KfW-Kredite: Die KfW bietet zinsgünstige Kredite für energetische Sanierungen, auch für Mehrfamilienhäuser. Ob und in welcher Höhe Förderung möglich ist, hängt vom jeweiligen Programm ab. Aktuelle Konditionen bitte direkt bei der KfW prüfen.
Investitionsbank Berlin (IBB): Die IBB hat eigene Förderprogramme für Berliner Eigentümer und WEGs. Es lohnt sich, die aktuellen Angebote der IBB zu prüfen, bevor ein Projekt gestartet wird.
Wichtig: Förderanträge müssen in der Regel vor Beginn der Maßnahme gestellt werden. Wer erst nach der Installation einen Antrag stellt, geht leer aus. Lassen Sie sich frühzeitig beraten.
Häufige Fragen zur Wärmepumpe im Mehrfamilienhaus in Berlin
Kann eine Wärmepumpe ein ganzes Mehrfamilienhaus in Berlin heizen?
Ja, das ist möglich. Es gibt leistungsstarke Wärmepumpen-Systeme, die für Mehrfamilienhäuser ausgelegt sind. Entscheidend ist eine sorgfältige Planung: Der Wärmebedarf des Gebäudes muss genau ermittelt werden, und das Heizsystem muss auf die Anforderungen der Wärmepumpe abgestimmt sein. In schlecht gedämmten Altbauten kann eine Hybridlösung sinnvoller sein.
Was muss eine WEG beachten, wenn sie eine Wärmepumpe einbauen möchte?
Die WEG muss einen Beschluss fassen. Seit der WEG-Reform 2020 reicht für energetische Modernisierungen grundsätzlich eine einfache Mehrheit. Die Kosten werden in der Regel auf alle Eigentümer umgelegt. Im Einzelfall sollten Sie einen Rechtsanwalt oder Verwalter hinzuziehen, da die Details vom konkreten Fall abhängen.
Wie lange dauert die Installation einer Wärmepumpe in einem Mehrfamilienhaus?
Das hängt vom System und dem Umfang der Begleitmaßnahmen ab. Reine Luft-Wasser-Wärmepumpen ohne große Umbauarbeiten können in wenigen Wochen installiert werden.

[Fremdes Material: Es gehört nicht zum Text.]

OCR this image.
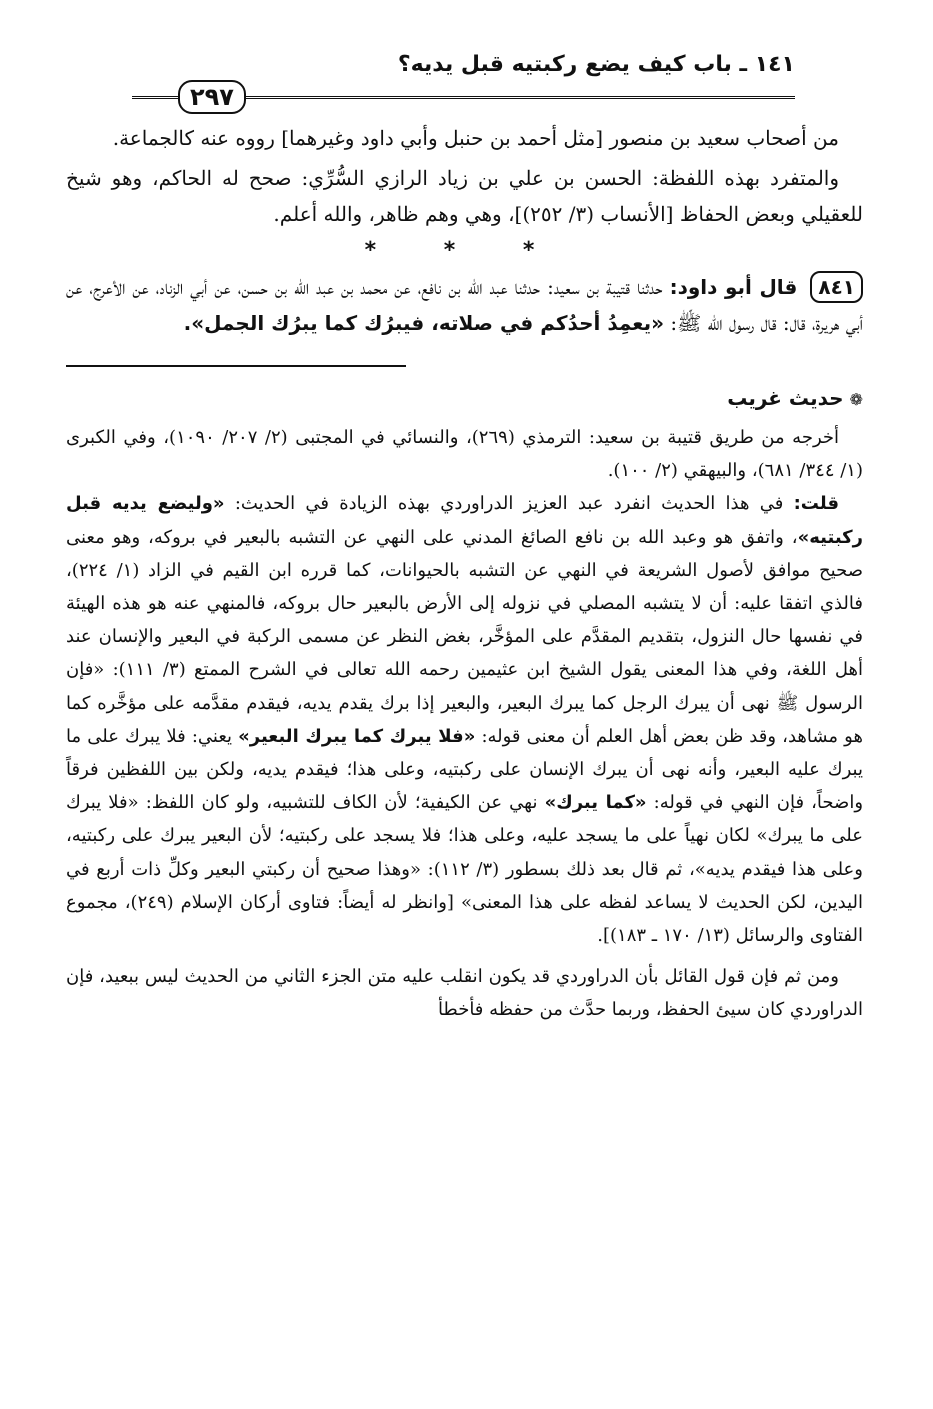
١٤١ ـ باب كيف يضع ركبتيه قبل يديه؟
٢٩٧

من أصحاب سعيد بن منصور [مثل أحمد بن حنبل وأبي داود وغيرهما] رووه عنه كالجماعة.

والمتفرد بهذه اللفظة: الحسن بن علي بن زياد الرازي السُّرِّي: صحح له الحاكم، وهو شيخ للعقيلي وبعض الحفاظ [الأنساب (٣/ ٢٥٢)]، وهي وهم ظاهر، والله أعلم.

* * *

٨٤١ قال أبو داود: حدثنا قتيبة بن سعيد: حدثنا عبد الله بن نافع، عن محمد بن عبد الله بن حسن، عن أبي الزناد، عن الأعرج، عن أبي هريرة، قال: قال رسول الله ﷺ: «يعمِدُ أحدُكم في صلاته، فيبرُك كما يبرُك الجمل».

❁حديث غريب

أخرجه من طريق قتيبة بن سعيد: الترمذي (٢٦٩)، والنسائي في المجتبى (٢/ ٢٠٧/ ١٠٩٠)، وفي الكبرى (١/ ٣٤٤/ ٦٨١)، والبيهقي (٢/ ١٠٠).

قلت: في هذا الحديث انفرد عبد العزيز الدراوردي بهذه الزيادة في الحديث: «وليضع يديه قبل ركبتيه»، واتفق هو وعبد الله بن نافع الصائغ المدني على النهي عن التشبه بالبعير في بروكه، وهو معنى صحيح موافق لأصول الشريعة في النهي عن التشبه بالحيوانات، كما قرره ابن القيم في الزاد (١/ ٢٢٤)، فالذي اتفقا عليه: أن لا يتشبه المصلي في نزوله إلى الأرض بالبعير حال بروكه، فالمنهي عنه هو هذه الهيئة في نفسها حال النزول، بتقديم المقدَّم على المؤخَّر، بغض النظر عن مسمى الركبة في البعير والإنسان عند أهل اللغة، وفي هذا المعنى يقول الشيخ ابن عثيمين رحمه الله تعالى في الشرح الممتع (٣/ ١١١): «فإن الرسول ﷺ نهى أن يبرك الرجل كما يبرك البعير، والبعير إذا برك يقدم يديه، فيقدم مقدَّمه على مؤخَّره كما هو مشاهد، وقد ظن بعض أهل العلم أن معنى قوله: «فلا يبرك كما يبرك البعير» يعني: فلا يبرك على ما يبرك عليه البعير، وأنه نهى أن يبرك الإنسان على ركبتيه، وعلى هذا؛ فيقدم يديه، ولكن بين اللفظين فرقاً واضحاً، فإن النهي في قوله: «كما يبرك» نهي عن الكيفية؛ لأن الكاف للتشبيه، ولو كان اللفظ: «فلا يبرك على ما يبرك» لكان نهياً على ما يسجد عليه، وعلى هذا؛ فلا يسجد على ركبتيه؛ لأن البعير يبرك على ركبتيه، وعلى هذا فيقدم يديه»، ثم قال بعد ذلك بسطور (٣/ ١١٢): «وهذا صحيح أن ركبتي البعير وكلِّ ذات أربع في اليدين، لكن الحديث لا يساعد لفظه على هذا المعنى» [وانظر له أيضاً: فتاوى أركان الإسلام (٢٤٩)، مجموع الفتاوى والرسائل (١٣/ ١٧٠ ـ ١٨٣)].

ومن ثم فإن قول القائل بأن الدراوردي قد يكون انقلب عليه متن الجزء الثاني من الحديث ليس ببعيد، فإن الدراوردي كان سيئ الحفظ، وربما حدَّث من حفظه فأخطأ
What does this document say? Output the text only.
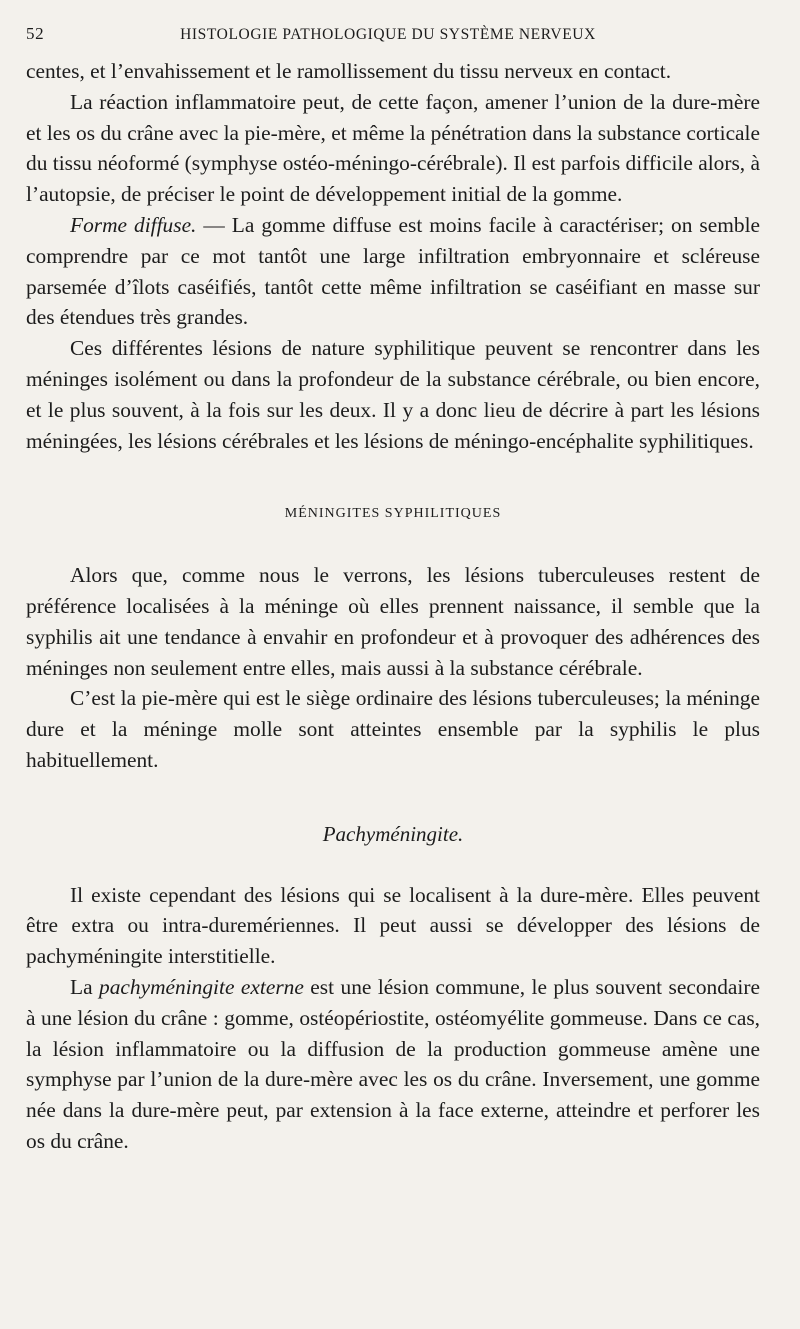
52	HISTOLOGIE PATHOLOGIQUE DU SYSTÈME NERVEUX

centes, et l’envahissement et le ramollissement du tissu nerveux en contact.

La réaction inflammatoire peut, de cette façon, amener l’union de la dure-mère et les os du crâne avec la pie-mère, et même la pénétration dans la substance corticale du tissu néoformé (symphyse ostéo-méningo-cérébrale). Il est parfois difficile alors, à l’autopsie, de préciser le point de développement initial de la gomme.

Forme diffuse. — La gomme diffuse est moins facile à caractériser; on semble comprendre par ce mot tantôt une large infiltration embryonnaire et scléreuse parsemée d’îlots caséifiés, tantôt cette même infiltration se caséifiant en masse sur des étendues très grandes.

Ces différentes lésions de nature syphilitique peuvent se rencontrer dans les méninges isolément ou dans la profondeur de la substance cérébrale, ou bien encore, et le plus souvent, à la fois sur les deux. Il y a donc lieu de décrire à part les lésions méningées, les lésions cérébrales et les lésions de méningo-encéphalite syphilitiques.

MÉNINGITES SYPHILITIQUES

Alors que, comme nous le verrons, les lésions tuberculeuses restent de préférence localisées à la méninge où elles prennent naissance, il semble que la syphilis ait une tendance à envahir en profondeur et à provoquer des adhérences des méninges non seulement entre elles, mais aussi à la substance cérébrale.

C’est la pie-mère qui est le siège ordinaire des lésions tuberculeuses; la méninge dure et la méninge molle sont atteintes ensemble par la syphilis le plus habituellement.

Pachyméningite.

Il existe cependant des lésions qui se localisent à la dure-mère. Elles peuvent être extra ou intra-duremériennes. Il peut aussi se développer des lésions de pachyméningite interstitielle.

La pachyméningite externe est une lésion commune, le plus souvent secondaire à une lésion du crâne : gomme, ostéopériostite, ostéomyélite gommeuse. Dans ce cas, la lésion inflammatoire ou la diffusion de la production gommeuse amène une symphyse par l’union de la dure-mère avec les os du crâne. Inversement, une gomme née dans la dure-mère peut, par extension à la face externe, atteindre et perforer les os du crâne.
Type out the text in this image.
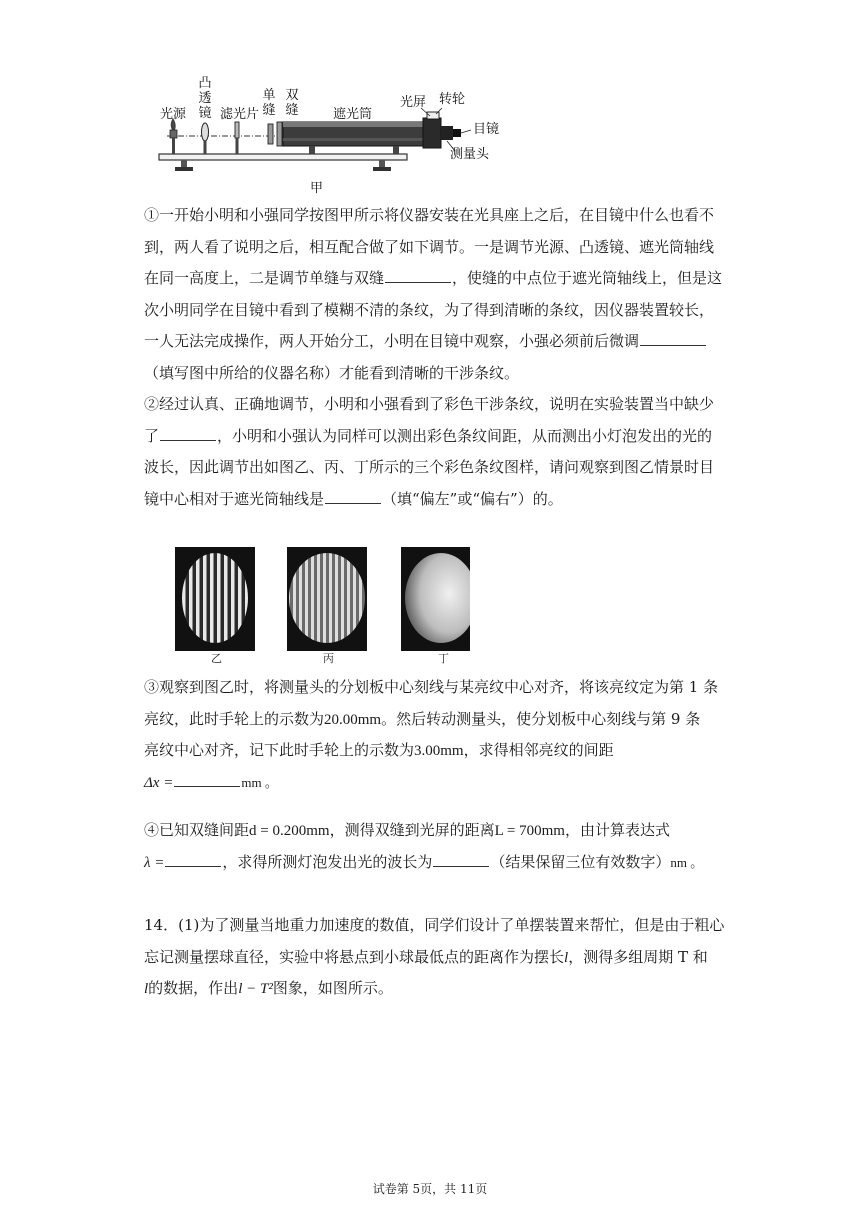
光源
凸透镜 滤光片
单缝
双缝	遮光筒
光屏 转轮
目镜
测量头
甲
①一开始小明和小强同学按图甲所示将仪器安装在光具座上之后，在目镜中什么也看不
到，两人看了说明之后，相互配合做了如下调节。一是调节光源、凸透镜、遮光筒轴线
在同一高度上，二是调节单缝与双缝	，使缝的中点位于遮光筒轴线上，但是这
次小明同学在目镜中看到了模糊不清的条纹，为了得到清晰的条纹，因仪器装置较长，
一人无法完成操作，两人开始分工，小明在目镜中观察，小强必须前后微调
（填写图中所给的仪器名称）才能看到清晰的干涉条纹。
②经过认真、正确地调节，小明和小强看到了彩色干涉条纹，说明在实验装置当中缺少
了	，小明和小强认为同样可以测出彩色条纹间距，从而测出小灯泡发出的光的
波长，因此调节出如图乙、丙、丁所示的三个彩色条纹图样，请问观察到图乙情景时目
镜中心相对于遮光筒轴线是	（填“偏左”或“偏右”）的。
乙	丙	丁
③观察到图乙时，将测量头的分划板中心刻线与某亮纹中心对齐，将该亮纹定为第 1 条
亮纹，此时手轮上的示数为20.00mm。然后转动测量头，使分划板中心刻线与第 9 条
亮纹中心对齐，记下此时手轮上的示数为3.00mm，求得相邻亮纹的间距
Δx =	mm 。
④已知双缝间距d = 0.200mm，测得双缝到光屏的距离L = 700mm，由计算表达式
λ =	，求得所测灯泡发出光的波长为	（结果保留三位有效数字）nm 。
14．(1)为了测量当地重力加速度的数值，同学们设计了单摆装置来帮忙，但是由于粗心
忘记测量摆球直径，实验中将悬点到小球最低点的距离作为摆长l，测得多组周期 T 和
l的数据，作出l − T²图象，如图所示。
试卷第 5页，共 11页
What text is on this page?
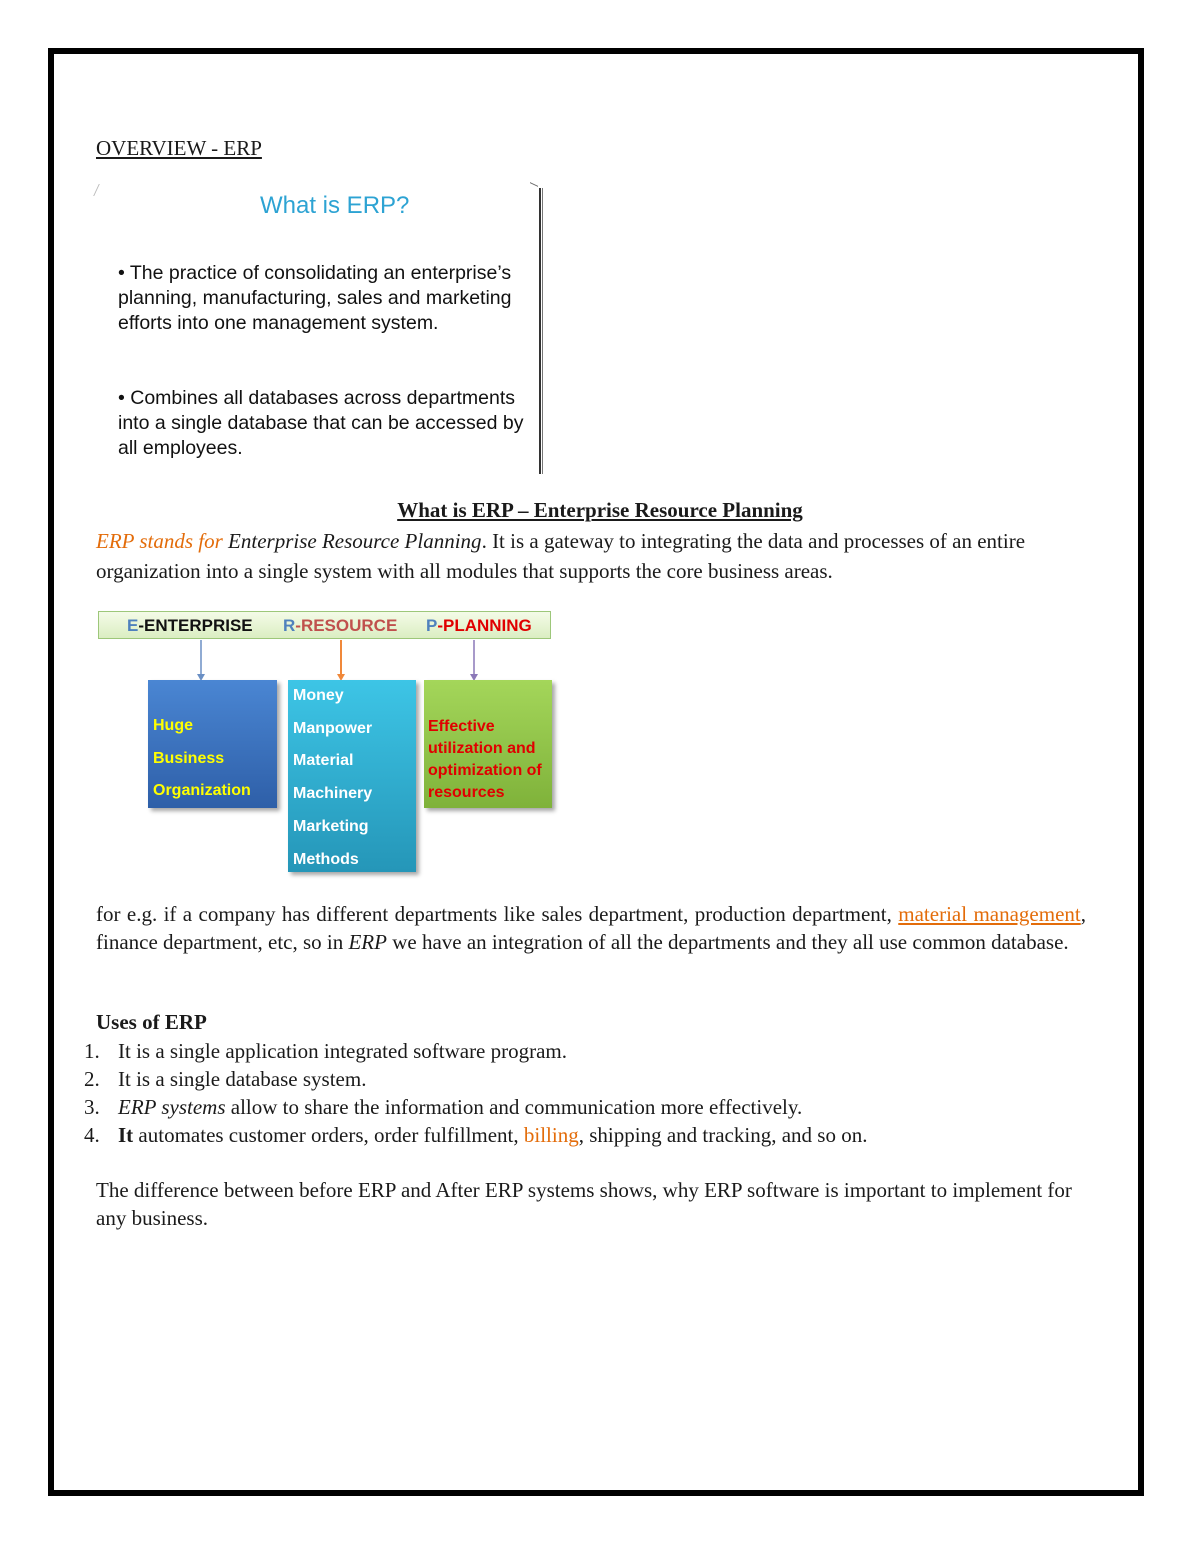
OVERVIEW - ERP
What is ERP?
• The practice of consolidating an enterprise’s planning, manufacturing, sales and marketing efforts into one management system.
• Combines all databases across departments into a single database that can be accessed by all employees.
What is ERP – Enterprise Resource Planning
ERP stands for Enterprise Resource Planning. It is a gateway to integrating the data and processes of an entire organization into a single system with all modules that supports the core business areas.
E-ENTERPRISE R-RESOURCE P-PLANNING
Huge
Business
Organization
Money
Manpower
Material
Machinery
Marketing
Methods
Effective
utilization and
optimization of
resources
for e.g. if a company has different departments like sales department, production department, material management, finance department, etc, so in ERP we have an integration of all the departments and they all use common database.
Uses of ERP
1. It is a single application integrated software program.
2. It is a single database system.
3. ERP systems allow to share the information and communication more effectively.
4. It automates customer orders, order fulfillment, billing, shipping and tracking, and so on.
The difference between before ERP and After ERP systems shows, why ERP software is important to implement for any business.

Wenn Erdbohrungen, umfangreiche Rohrleitungsarbeiten oder Heizkörpertausch nötig sind, kann das Projekt mehrere Monate dauern. Eine gute Vorabplanung verkürzt die eigentliche Bauzeit erheblich.
Funktioniert eine Wärmepumpe auch in Berliner Altbauten mit hohen Vorlauftemperaturen?
Das ist eine der häufigsten Fragen. Grundsätzlich gilt: Je höher die benötigte Vorlauftemperatur, desto geringer die Effizienz der Wärmepumpe. In Altbauten mit alten Heizkörpern und hohem Wärmebedarf empfiehlt sich oft eine Kombination aus Dämmmaßnahmen, Heizkörperoptimierung und Wärmepumpe. Eine Hybridlösung kann eine sinnvolle Zwischenlösung sein.
Welche Genehmigungen brauche ich in Berlin für eine Wärmepumpe im Mehrfamilienhaus?
Für Luft-Wasser-Wärmepumpen ist in der Regel keine Baugenehmigung erforderlich, aber Schallschutzauflagen und Abstandsregeln müssen eingehalten werden. Für Erdwärmebohrungen sind wasserrechtliche Genehmigungen beim Berliner Senat notwendig. Grundwasserwärmepumpen erfordern ebenfalls behördliche Genehmigungen. Lassen Sie sich von einem erfahrenen Fachbetrieb beraten, der die Berliner Anforderungen kennt.
Was kostet der Betrieb einer Wärmepumpe im Mehrfamilienhaus im Vergleich zu Gas?
Das lässt sich pauschal nicht sagen, weil es von der Effizienz der Anlage, den aktuellen Strom- und Gaspreisen sowie dem Gebäudezustand abhängt. Grundsätzlich gilt: Eine effizient betriebene Wärmepumpe hat niedrigere CO2-Emissionen und kann bei günstigen Bedingungen auch kostengünstiger sein als Gas. Eine genaue Berechnung sollte ein Fachplaner auf Basis Ihrer konkreten Situation erstellen.